One of the key features of the Powershell cmdlets (and most of the Amazon supplied tools) is that they are supposed to automatically grab credentials if they are being run on an EC2 instance that currently has an instance profile associated with it.

For some reason, this would just not work. We tried a number of different things to get this to work (including updating the version of the Powershell cmdlets we were using), but in the end we had to resort to calling the instance metadata service directly to grab some credentials.

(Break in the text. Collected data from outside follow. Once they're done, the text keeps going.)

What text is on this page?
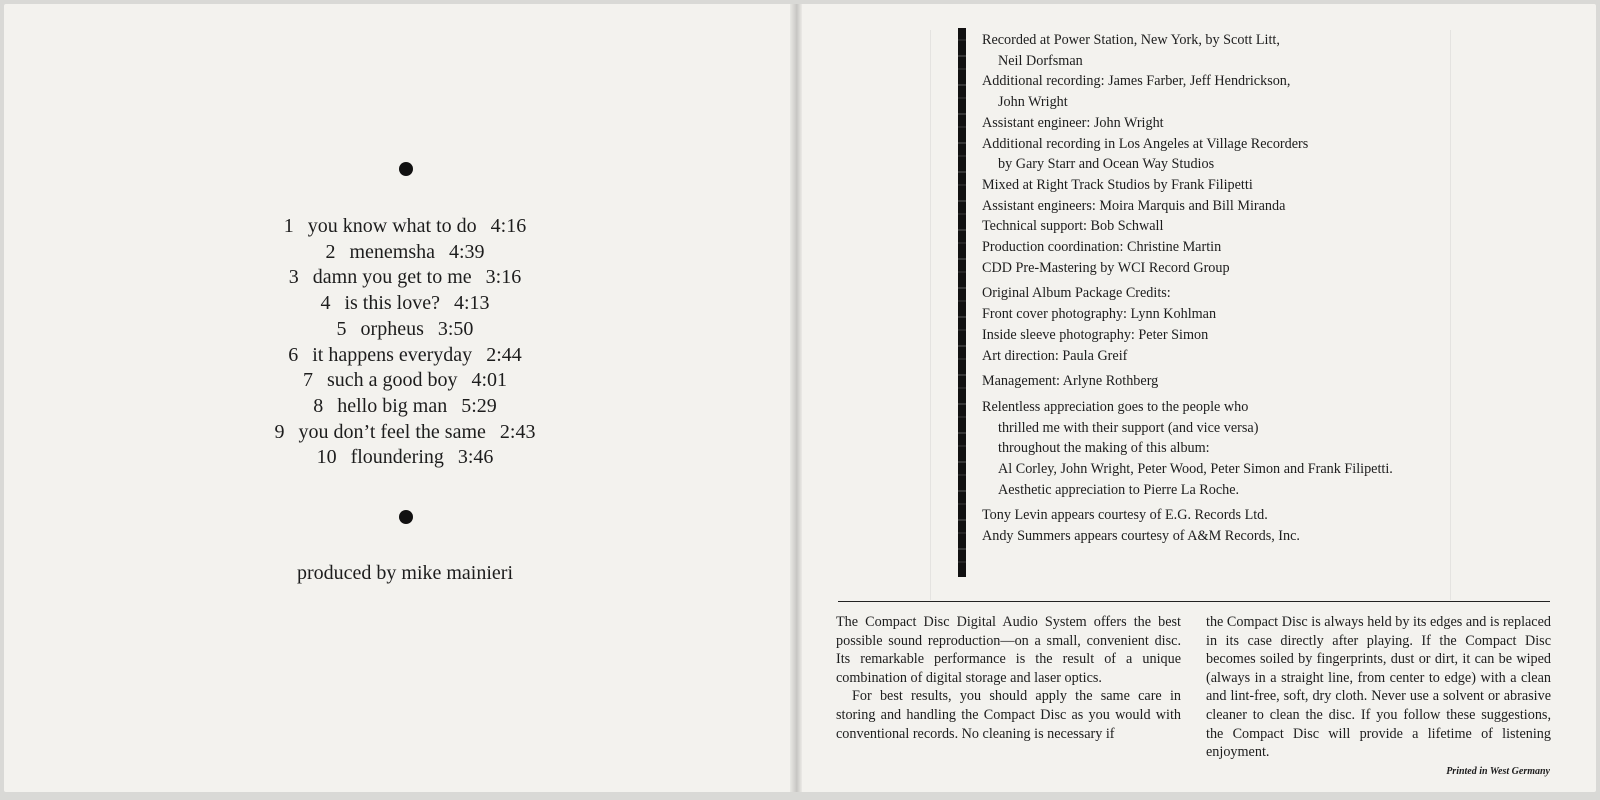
1 you know what to do 4:16
2 menemsha 4:39
3 damn you get to me 3:16
4 is this love? 4:13
5 orpheus 3:50
6 it happens everyday 2:44
7 such a good boy 4:01
8 hello big man 5:29
9 you don’t feel the same 2:43
10 floundering 3:46
produced by mike mainieri
Recorded at Power Station, New York, by Scott Litt,
Neil Dorfsman
Additional recording: James Farber, Jeff Hendrickson,
John Wright
Assistant engineer: John Wright
Additional recording in Los Angeles at Village Recorders
by Gary Starr and Ocean Way Studios
Mixed at Right Track Studios by Frank Filipetti
Assistant engineers: Moira Marquis and Bill Miranda
Technical support: Bob Schwall
Production coordination: Christine Martin
CDD Pre-Mastering by WCI Record Group
Original Album Package Credits:
Front cover photography: Lynn Kohlman
Inside sleeve photography: Peter Simon
Art direction: Paula Greif
Management: Arlyne Rothberg
Relentless appreciation goes to the people who
thrilled me with their support (and vice versa)
throughout the making of this album:
Al Corley, John Wright, Peter Wood, Peter Simon and Frank Filipetti.
Aesthetic appreciation to Pierre La Roche.
Tony Levin appears courtesy of E.G. Records Ltd.
Andy Summers appears courtesy of A&M Records, Inc.

The Compact Disc Digital Audio System offers the best possible sound reproduction—on a small, convenient disc. Its remarkable performance is the result of a unique combination of digital storage and laser optics.

For best results, you should apply the same care in storing and handling the Compact Disc as you would with conventional records. No cleaning is necessary if

the Compact Disc is always held by its edges and is replaced in its case directly after playing. If the Compact Disc becomes soiled by fingerprints, dust or dirt, it can be wiped (always in a straight line, from center to edge) with a clean and lint-free, soft, dry cloth. Never use a solvent or abrasive cleaner to clean the disc. If you follow these suggestions, the Compact Disc will provide a lifetime of listening enjoyment.

Printed in West Germany
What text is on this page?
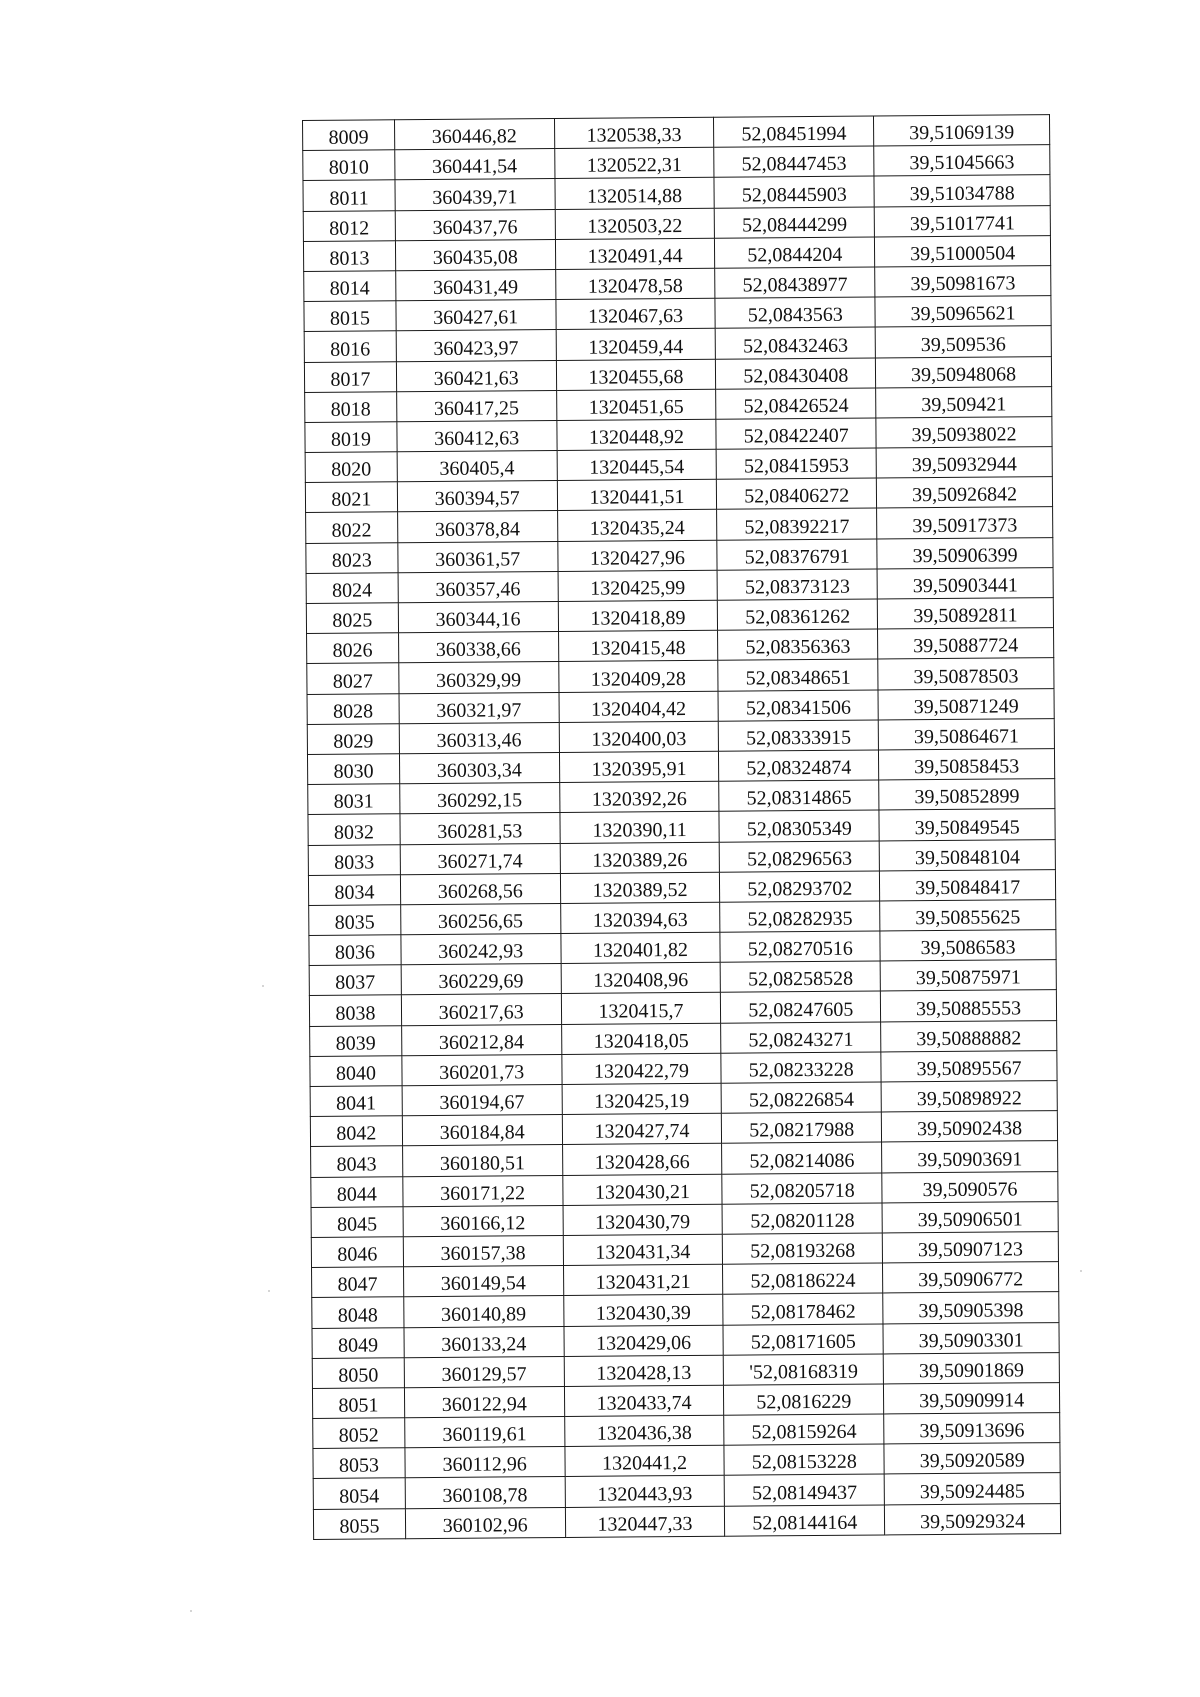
8009	360446,82	1320538,33	52,08451994	39,51069139
8010	360441,54	1320522,31	52,08447453	39,51045663
8011	360439,71	1320514,88	52,08445903	39,51034788
8012	360437,76	1320503,22	52,08444299	39,51017741
8013	360435,08	1320491,44	52,0844204	39,51000504
8014	360431,49	1320478,58	52,08438977	39,50981673
8015	360427,61	1320467,63	52,0843563	39,50965621
8016	360423,97	1320459,44	52,08432463	39,509536
8017	360421,63	1320455,68	52,08430408	39,50948068
8018	360417,25	1320451,65	52,08426524	39,509421
8019	360412,63	1320448,92	52,08422407	39,50938022
8020	360405,4	1320445,54	52,08415953	39,50932944
8021	360394,57	1320441,51	52,08406272	39,50926842
8022	360378,84	1320435,24	52,08392217	39,50917373
8023	360361,57	1320427,96	52,08376791	39,50906399
8024	360357,46	1320425,99	52,08373123	39,50903441
8025	360344,16	1320418,89	52,08361262	39,50892811
8026	360338,66	1320415,48	52,08356363	39,50887724
8027	360329,99	1320409,28	52,08348651	39,50878503
8028	360321,97	1320404,42	52,08341506	39,50871249
8029	360313,46	1320400,03	52,08333915	39,50864671
8030	360303,34	1320395,91	52,08324874	39,50858453
8031	360292,15	1320392,26	52,08314865	39,50852899
8032	360281,53	1320390,11	52,08305349	39,50849545
8033	360271,74	1320389,26	52,08296563	39,50848104
8034	360268,56	1320389,52	52,08293702	39,50848417
8035	360256,65	1320394,63	52,08282935	39,50855625
8036	360242,93	1320401,82	52,08270516	39,5086583
8037	360229,69	1320408,96	52,08258528	39,50875971
8038	360217,63	1320415,7	52,08247605	39,50885553
8039	360212,84	1320418,05	52,08243271	39,50888882
8040	360201,73	1320422,79	52,08233228	39,50895567
8041	360194,67	1320425,19	52,08226854	39,50898922
8042	360184,84	1320427,74	52,08217988	39,50902438
8043	360180,51	1320428,66	52,08214086	39,50903691
8044	360171,22	1320430,21	52,08205718	39,5090576
8045	360166,12	1320430,79	52,08201128	39,50906501
8046	360157,38	1320431,34	52,08193268	39,50907123
8047	360149,54	1320431,21	52,08186224	39,50906772
8048	360140,89	1320430,39	52,08178462	39,50905398
8049	360133,24	1320429,06	52,08171605	39,50903301
8050	360129,57	1320428,13	'52,08168319	39,50901869
8051	360122,94	1320433,74	52,0816229	39,50909914
8052	360119,61	1320436,38	52,08159264	39,50913696
8053	360112,96	1320441,2	52,08153228	39,50920589
8054	360108,78	1320443,93	52,08149437	39,50924485
8055	360102,96	1320447,33	52,08144164	39,50929324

Obviously the instance profile that we applied to the instance represented a role with a policy that only had permissions to alter tags. Minimal permission set and all that.

Service With a Smile

Starting/stopping services with Powershell is trivial, and for once, something weird didn’t happen causing us to burn days while we tracked down some obscure bug that only manifests in our particular use case.

I was as surprised as you are.

Configuration Is Key

The final step should have been relatively simple.

Take a file with some replacement tokens, read it, replace the tokens with appropriate values, write it back.

Except it just wouldn’t work.

After editing the file with Powershell (a relatively simple Get-Content | For-Each { $_ –replace {token}, {value} } | Out-File) the TeamCity Build Agent would refuse to load.

Checking the log file, its biggest (and only) complaint was that the serverUrl (which is the location of the TeamCity server) was not set.

This was incredibly confusing, because the file clearly had a serverUrl value in it.

I tried a number of different things to determine the root cause of the issue, including:

  • Permissions? Was the file accidentially locked by TeamCity such that the Build Agent service couldn’t access it?
  • Did the rewrite of the tokens somehow change the format of the file (extra spaces, CR LF when it was just expecting LF)
  • Was the serverUrl actually configured, but inaccessible for some reason (machine proxy settings for example) and the problem was actually occurring not when the file was rewritten but when the script was setting up the AWS Powershell cmdlets proxy settings?

Long story short, it turns out that Powershell doesn’t remember file encoding when using the Out-File functionality in the way we were using it. It was changing the Byte Order Mark (BOM) on the file from ASCII to Unicode Little Endian, and the Build Agent did not like that (it didn’t throw an encoding error either, which is super annoying, but whatever).

The error message was both a red herring (yes the it was configured) and also truthly (the Build Agent was incapable of reading the serverUrl).

Putting It All Together

With all the pieces in place, it was a relatively simple matter to create a new AMI with those scripts baked into it and put it to work straightaway.

Of course, I’d been doing this the whole time in order to test the process, so I certainly had a lot of failures building up to the final deployment.

Conclusion

Even simple automation can prove to be time consuming, especially when you run into weird unforseen problems like components not performing as advertised or even reporting correct errors for you to use for debugging purposes.

Still, it was worth it.

Now I never have to manually configure those damn spot instances when they come back.

And satisfaction is worth its weight in gold.